KATHY ACKER 1947-97


Kathy Acker grew up in New York in the seventies. She has published 12 novels, several plays, film manuscripts, an opera, a musical, as well as a stream of essays and articles, mostly through the American underground publishers.

Kathy Ackers literary universe is...violent, bold, shocking, funny and sexy. Her themes are identity, language and power. And sex. Her literature is often explicit and pornographic. With her portrayals of incest and sadomachochistic sex, she has got not only the average American puritans against her but also the radical feminists.

For Acker, the breaking of taboos, is a weapon, against political control. In 1986 her novel "Blood and Guts in High School" was banned in Germany. Not only was the novel deemed damaging for children due to its pornographic content, but it was shocking that it was written in such a ways as to be impossible to separate which parts were made up and which not (!): "It's impossible for the reader to know if the action takes place in the authors mind or if it is happening for real".

This brings us onto the crux of Ackers main theme: deconstruction and subjectivity. When Acker began writing she was given the advice: "You have to find your own voice. Then you'll be able to write good books." But she couldn't find her own voice. And she didn't know if she was that interested in finding it either, as she says: "I would rather be in a room with lots of voices." So she created several "I" voices, "false" and "real" ones. She wanted to see if she could deconstruct the identity.

Do "I" have to be just one size? asks Acker. Is it at all possible to look at people as one whole, collective person? She found that subjectivity was not something fixed or agreed upon before hand, but something which can be actively created. This became her experiment in her writing; she could create as many personal stories as she wanted. Any number of stories which exist and functioned, through mutation and creation, in a stream of anti-memory anti-genealogy. By putting her own texts together with authentic biographies and false biographical material, she could build on and moderate her own subjectivity, experimenting with schizophrenic possibilities.

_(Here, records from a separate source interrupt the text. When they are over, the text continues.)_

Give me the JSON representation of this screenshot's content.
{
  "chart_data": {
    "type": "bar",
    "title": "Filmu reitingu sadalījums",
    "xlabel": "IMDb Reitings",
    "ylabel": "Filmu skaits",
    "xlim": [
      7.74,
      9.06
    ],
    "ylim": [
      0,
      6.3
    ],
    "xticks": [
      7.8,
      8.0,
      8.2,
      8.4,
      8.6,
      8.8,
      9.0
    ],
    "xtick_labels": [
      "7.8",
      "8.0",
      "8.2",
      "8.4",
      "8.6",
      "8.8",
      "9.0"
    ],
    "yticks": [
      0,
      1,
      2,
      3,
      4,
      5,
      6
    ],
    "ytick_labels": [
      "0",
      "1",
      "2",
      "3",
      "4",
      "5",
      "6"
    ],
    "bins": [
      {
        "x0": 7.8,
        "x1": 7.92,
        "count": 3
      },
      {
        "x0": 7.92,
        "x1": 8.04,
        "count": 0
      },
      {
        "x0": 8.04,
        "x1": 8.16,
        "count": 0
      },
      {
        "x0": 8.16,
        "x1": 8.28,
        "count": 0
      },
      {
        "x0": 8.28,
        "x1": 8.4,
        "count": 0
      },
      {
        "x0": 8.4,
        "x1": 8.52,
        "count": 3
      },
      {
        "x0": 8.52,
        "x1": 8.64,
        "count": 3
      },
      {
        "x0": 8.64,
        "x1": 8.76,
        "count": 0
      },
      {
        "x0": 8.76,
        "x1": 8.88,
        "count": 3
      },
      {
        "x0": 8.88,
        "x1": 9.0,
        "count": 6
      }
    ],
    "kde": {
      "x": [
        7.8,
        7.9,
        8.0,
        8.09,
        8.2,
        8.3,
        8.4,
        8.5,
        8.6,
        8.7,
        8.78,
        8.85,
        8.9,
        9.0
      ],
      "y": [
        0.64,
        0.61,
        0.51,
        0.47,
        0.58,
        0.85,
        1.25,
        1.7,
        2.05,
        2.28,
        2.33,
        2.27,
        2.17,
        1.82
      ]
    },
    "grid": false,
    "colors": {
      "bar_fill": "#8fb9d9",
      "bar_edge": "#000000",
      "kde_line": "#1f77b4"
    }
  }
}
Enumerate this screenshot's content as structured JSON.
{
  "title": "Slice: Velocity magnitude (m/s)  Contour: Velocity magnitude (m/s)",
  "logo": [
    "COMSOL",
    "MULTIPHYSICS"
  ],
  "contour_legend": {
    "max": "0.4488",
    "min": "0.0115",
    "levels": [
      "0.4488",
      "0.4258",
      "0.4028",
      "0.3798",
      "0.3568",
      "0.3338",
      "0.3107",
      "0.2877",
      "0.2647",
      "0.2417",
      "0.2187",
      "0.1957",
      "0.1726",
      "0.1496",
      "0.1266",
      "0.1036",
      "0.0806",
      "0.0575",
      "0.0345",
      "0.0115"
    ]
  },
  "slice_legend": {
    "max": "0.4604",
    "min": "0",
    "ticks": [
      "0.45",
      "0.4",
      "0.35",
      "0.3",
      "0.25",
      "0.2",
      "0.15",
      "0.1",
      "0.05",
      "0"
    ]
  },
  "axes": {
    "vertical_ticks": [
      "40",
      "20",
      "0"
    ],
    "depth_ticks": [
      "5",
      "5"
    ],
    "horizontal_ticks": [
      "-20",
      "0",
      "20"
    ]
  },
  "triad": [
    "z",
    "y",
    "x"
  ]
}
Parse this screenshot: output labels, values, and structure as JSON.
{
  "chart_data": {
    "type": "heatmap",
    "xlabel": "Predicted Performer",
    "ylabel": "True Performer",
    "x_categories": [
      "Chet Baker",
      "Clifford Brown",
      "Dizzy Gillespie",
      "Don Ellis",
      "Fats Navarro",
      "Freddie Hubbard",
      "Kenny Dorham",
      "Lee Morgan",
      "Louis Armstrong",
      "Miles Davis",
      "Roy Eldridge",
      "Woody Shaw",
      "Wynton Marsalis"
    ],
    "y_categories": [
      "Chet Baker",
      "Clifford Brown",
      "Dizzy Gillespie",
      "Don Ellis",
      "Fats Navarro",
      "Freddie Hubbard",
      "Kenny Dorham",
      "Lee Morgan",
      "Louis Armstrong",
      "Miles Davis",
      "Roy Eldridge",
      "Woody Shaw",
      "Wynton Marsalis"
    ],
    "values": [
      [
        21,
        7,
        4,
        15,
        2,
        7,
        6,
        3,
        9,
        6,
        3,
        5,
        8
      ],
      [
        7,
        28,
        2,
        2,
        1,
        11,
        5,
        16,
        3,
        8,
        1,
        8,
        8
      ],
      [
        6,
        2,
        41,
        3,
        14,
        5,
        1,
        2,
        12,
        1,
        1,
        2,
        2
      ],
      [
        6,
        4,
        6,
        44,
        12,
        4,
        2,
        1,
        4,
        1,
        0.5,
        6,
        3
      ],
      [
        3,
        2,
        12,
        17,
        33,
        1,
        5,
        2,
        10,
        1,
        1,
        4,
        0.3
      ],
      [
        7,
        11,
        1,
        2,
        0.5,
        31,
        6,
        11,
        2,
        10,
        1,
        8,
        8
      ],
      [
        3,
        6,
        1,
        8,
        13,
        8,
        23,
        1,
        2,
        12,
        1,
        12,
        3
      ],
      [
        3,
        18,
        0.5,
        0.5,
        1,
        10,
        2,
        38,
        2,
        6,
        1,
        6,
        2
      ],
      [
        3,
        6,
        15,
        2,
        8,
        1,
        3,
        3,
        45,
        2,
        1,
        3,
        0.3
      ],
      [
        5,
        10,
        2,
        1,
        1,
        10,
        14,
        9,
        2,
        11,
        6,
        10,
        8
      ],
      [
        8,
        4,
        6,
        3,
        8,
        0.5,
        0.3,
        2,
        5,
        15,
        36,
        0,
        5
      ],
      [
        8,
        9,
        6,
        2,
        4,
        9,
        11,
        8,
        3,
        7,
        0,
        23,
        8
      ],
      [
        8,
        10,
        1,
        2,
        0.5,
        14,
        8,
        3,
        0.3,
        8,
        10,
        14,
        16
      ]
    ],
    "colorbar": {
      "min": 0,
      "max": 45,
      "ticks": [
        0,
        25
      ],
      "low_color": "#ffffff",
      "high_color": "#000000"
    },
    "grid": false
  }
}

What constitutes ones own personality, asks Acker, and answers: to a great degree stereotypical images of gender.

According to the philosopher Bataille, who Acker is influenced by, society is exclusively preoccupied with preserving its own survival; not for the individual, but for the institution. To guarantee their survival, society created a whole range of historical and social arrangements, among them: the taboo. Bataille believes the most sacred of them is not "thou shalt not kill" but rather "Thou shalt not kill the King".

Who is the "King"? The King is the law which at each moment defines a set of values which constitute societies immune system: normality.

Kathy Ackers fight against political control is done through literature. She announces together with William Buroughs: "I write to weaken societies immune system. Language is a virus".

Desire is perhaps one of the last places to continue to attract political control. During Ackers childhood there were two places she could escape her parents control; one was writing, the other was sexuality. For Acker this is why these two areas are tightly linked. She states: "language is a body and the body can't lie. In the same way as a lie can't exist in the body, I want to make a lie impossible in language".

Acker knows that we must kill the King in order to find new stories to make the world from.